Here is is broken down county by county.
So premiums have gone up — although not as much as they used to go up every year, in fact in some states and counties they have actually gone down — and insurers have left the market place, but in both cases those problems are generally worse in states that have resisted the ACA rather than those that have fully adopted it.
So we’re told we should “trust the laboratory of the states” that bills like Graham-Cassidy gives more power to the states to have flexibility and choices including dropping coverage for essential benefits, pre-existing conditions and allowing insurance companies to crank up their rates for those who want that kind of coverage — exactly why should we trust them since the consistent track record of many states have shown they have done far from their best to protect their citizens either from losing coverage or rapidly creeping prices, when they already had exactly the power to do both?

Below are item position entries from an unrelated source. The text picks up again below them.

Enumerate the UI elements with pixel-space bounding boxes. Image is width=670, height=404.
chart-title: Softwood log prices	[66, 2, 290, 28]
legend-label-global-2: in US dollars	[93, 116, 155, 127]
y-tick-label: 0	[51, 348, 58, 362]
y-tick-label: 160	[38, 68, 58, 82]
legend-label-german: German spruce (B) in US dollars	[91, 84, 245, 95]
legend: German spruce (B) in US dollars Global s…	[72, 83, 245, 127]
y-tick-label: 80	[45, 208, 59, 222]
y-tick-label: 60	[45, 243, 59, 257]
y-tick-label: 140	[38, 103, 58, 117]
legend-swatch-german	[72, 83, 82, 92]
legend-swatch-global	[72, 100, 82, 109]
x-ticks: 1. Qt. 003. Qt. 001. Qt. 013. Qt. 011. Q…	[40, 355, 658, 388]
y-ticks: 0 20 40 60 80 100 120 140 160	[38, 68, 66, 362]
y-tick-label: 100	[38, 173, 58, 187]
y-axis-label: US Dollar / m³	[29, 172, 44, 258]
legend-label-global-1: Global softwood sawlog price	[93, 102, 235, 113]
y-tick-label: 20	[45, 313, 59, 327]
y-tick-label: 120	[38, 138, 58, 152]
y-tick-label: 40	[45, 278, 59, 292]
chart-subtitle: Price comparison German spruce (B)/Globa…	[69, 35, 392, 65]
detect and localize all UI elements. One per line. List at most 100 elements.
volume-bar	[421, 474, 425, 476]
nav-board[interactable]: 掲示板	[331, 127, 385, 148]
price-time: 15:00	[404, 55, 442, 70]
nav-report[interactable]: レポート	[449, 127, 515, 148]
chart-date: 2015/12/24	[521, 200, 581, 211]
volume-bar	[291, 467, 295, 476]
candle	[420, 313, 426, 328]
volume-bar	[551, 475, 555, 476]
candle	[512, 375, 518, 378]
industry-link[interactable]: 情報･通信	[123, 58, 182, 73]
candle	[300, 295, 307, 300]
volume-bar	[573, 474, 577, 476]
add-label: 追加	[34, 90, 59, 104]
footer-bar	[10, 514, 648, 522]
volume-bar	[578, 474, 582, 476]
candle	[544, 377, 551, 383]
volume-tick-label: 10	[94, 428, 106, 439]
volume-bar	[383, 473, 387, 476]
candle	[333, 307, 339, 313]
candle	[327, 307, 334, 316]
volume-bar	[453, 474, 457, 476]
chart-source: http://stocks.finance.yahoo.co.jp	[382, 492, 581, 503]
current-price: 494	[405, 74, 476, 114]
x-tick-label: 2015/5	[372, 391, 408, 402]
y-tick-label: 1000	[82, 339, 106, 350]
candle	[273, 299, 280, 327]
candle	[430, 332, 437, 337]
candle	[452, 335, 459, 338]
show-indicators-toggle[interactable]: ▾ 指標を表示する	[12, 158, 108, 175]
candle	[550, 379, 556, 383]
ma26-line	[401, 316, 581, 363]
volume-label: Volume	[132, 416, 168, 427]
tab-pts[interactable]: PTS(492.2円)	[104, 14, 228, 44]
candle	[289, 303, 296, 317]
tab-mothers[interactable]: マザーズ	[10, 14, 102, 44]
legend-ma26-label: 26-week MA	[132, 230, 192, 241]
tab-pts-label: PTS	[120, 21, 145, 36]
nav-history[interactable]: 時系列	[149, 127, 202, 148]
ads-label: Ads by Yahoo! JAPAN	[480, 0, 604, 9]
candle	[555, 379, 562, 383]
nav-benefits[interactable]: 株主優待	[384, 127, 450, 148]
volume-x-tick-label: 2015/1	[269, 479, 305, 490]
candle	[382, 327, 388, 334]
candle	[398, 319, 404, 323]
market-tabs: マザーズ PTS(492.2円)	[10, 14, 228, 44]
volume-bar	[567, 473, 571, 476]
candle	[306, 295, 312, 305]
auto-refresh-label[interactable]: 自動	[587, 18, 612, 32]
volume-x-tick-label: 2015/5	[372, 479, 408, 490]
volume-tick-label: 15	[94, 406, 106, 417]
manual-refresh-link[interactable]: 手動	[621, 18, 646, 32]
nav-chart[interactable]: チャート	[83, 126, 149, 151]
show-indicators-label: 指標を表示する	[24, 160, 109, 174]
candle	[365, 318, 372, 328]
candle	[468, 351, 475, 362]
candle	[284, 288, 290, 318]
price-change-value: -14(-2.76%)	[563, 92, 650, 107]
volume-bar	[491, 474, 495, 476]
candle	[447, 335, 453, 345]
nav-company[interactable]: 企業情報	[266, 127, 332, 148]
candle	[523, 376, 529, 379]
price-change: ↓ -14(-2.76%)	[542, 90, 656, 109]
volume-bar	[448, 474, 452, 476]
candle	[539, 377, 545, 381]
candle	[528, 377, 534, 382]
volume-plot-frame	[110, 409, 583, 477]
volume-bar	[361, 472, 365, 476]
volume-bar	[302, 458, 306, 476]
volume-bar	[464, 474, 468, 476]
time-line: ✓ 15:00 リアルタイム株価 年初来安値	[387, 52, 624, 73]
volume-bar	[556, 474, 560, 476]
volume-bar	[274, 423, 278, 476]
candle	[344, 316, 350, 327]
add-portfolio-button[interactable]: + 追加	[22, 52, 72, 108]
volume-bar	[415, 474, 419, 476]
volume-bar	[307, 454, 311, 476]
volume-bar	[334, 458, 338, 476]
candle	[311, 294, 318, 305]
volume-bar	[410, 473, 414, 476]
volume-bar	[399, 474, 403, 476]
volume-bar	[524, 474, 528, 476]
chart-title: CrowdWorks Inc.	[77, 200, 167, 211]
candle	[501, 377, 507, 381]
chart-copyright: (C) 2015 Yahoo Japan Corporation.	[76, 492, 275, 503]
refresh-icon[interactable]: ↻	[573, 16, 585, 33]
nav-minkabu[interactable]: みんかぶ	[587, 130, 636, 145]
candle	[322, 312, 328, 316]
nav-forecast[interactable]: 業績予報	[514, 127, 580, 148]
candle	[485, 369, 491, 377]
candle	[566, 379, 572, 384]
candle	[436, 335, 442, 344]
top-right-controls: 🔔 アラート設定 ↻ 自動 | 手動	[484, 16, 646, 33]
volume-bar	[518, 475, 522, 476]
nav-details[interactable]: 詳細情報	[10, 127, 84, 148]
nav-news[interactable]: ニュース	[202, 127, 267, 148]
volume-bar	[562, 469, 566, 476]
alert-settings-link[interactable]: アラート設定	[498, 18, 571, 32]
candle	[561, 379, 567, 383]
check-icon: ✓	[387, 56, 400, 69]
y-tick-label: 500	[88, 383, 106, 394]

Just look what they’ve done with that power so far.
Now like anything else in the world it’s not an automatic rule that anything done by the States will always be either better or worse than what is done by the Federal Government. The only real difference is consistency, when you allow different choices within the states — you will naturally result in different results within those states, some will be worse but some will be better. Maybe we should be paying much more attention to the states that have better coverage, lower rates and stable markets, rather than giving the ones who don’t even more power to do more damage to repeat and worsen the mistakes they’ve already made.